EDITORIAL: Seattle punishes companies for paying well
July 24, 2020 - 9:00 pm
Updated July 24, 2020 - 9:13 pm
Seattle is doing a great job of showing the country how not to help businesses recover from the coronavirus epidemic.
On Monday, the Seattle City Council voted to impose a new tax on companies with payrolls of $7 million or more. The new levy is a 0.7 percent to 2.4 percent payroll tax on employees making over $150,000 a year. The highest tax rate will apply to employees making over $400,000 at companies with payrolls over $1 billion. That category includes Amazon. The scheme is estimated to generate over $200 million annually.

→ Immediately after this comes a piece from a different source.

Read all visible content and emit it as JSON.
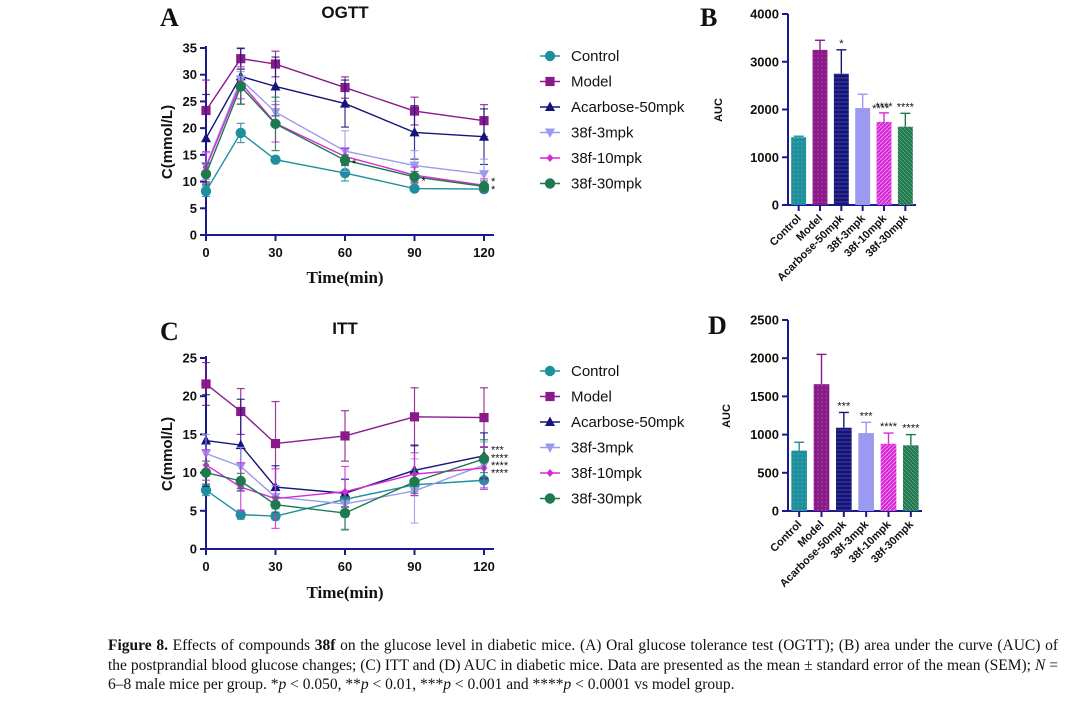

The plan comes two years after the Seattle City Council unanimously passed a head tax aimed at companies like Amazon and Starbucks. That plan would have raised around $47 million by imposing a $275 fee on businesses for each full-time worker. After Amazon and other companies began work on a referendum, the City Council reversed course and repealed the tax.
Now, the far-left council has passed a tax that’s four times bigger in the midst of an unprecedented global pandemic. For good measure, Seattle Mayor Jenny Durkan allowed rioters to take over parts of the city last month, forming the so-called Capitol Hill Autonomous Zone. She order police to clear the area after a teenager was fatally shot. That wasn’t the only shooting. There was also an allegation of sexual assault. Earlier this week, a band of looters roamed the streets, breaking windows, stealing merchandise and starting fires.
Businesses should be receiving a refund from Seattle’s inept and feckless political leaders. Instead, they’re being penalized for paying their employees well.
It’s worth noting the disconnect in progressives’ reasoning. In 2014, Seattle passed a law raising the minimum wage to $15 by next year. The government must raise the minimum wage, the logic goes, to force greedy companies to pay their employees a “living” wage. Just a few years later, the same people are demanding that government punish businesses for the crime of paying some of their employees well.
If this was about logic, the contradiction would be clear. Wages aren’t a function of a business’s greed or charity. They’re a reflection of the economic worth an employee brings to a company.
Amazon, at least, has taken the hint. In June, it announced it would lease 111,000 square feet of office space in Redmond, which is 15 miles away. It’s also building a 43-story tower in nearby Bellevue.
All Seattle has done is make it more expensive to employ high-skill workers. That’s an odd economic development strategy.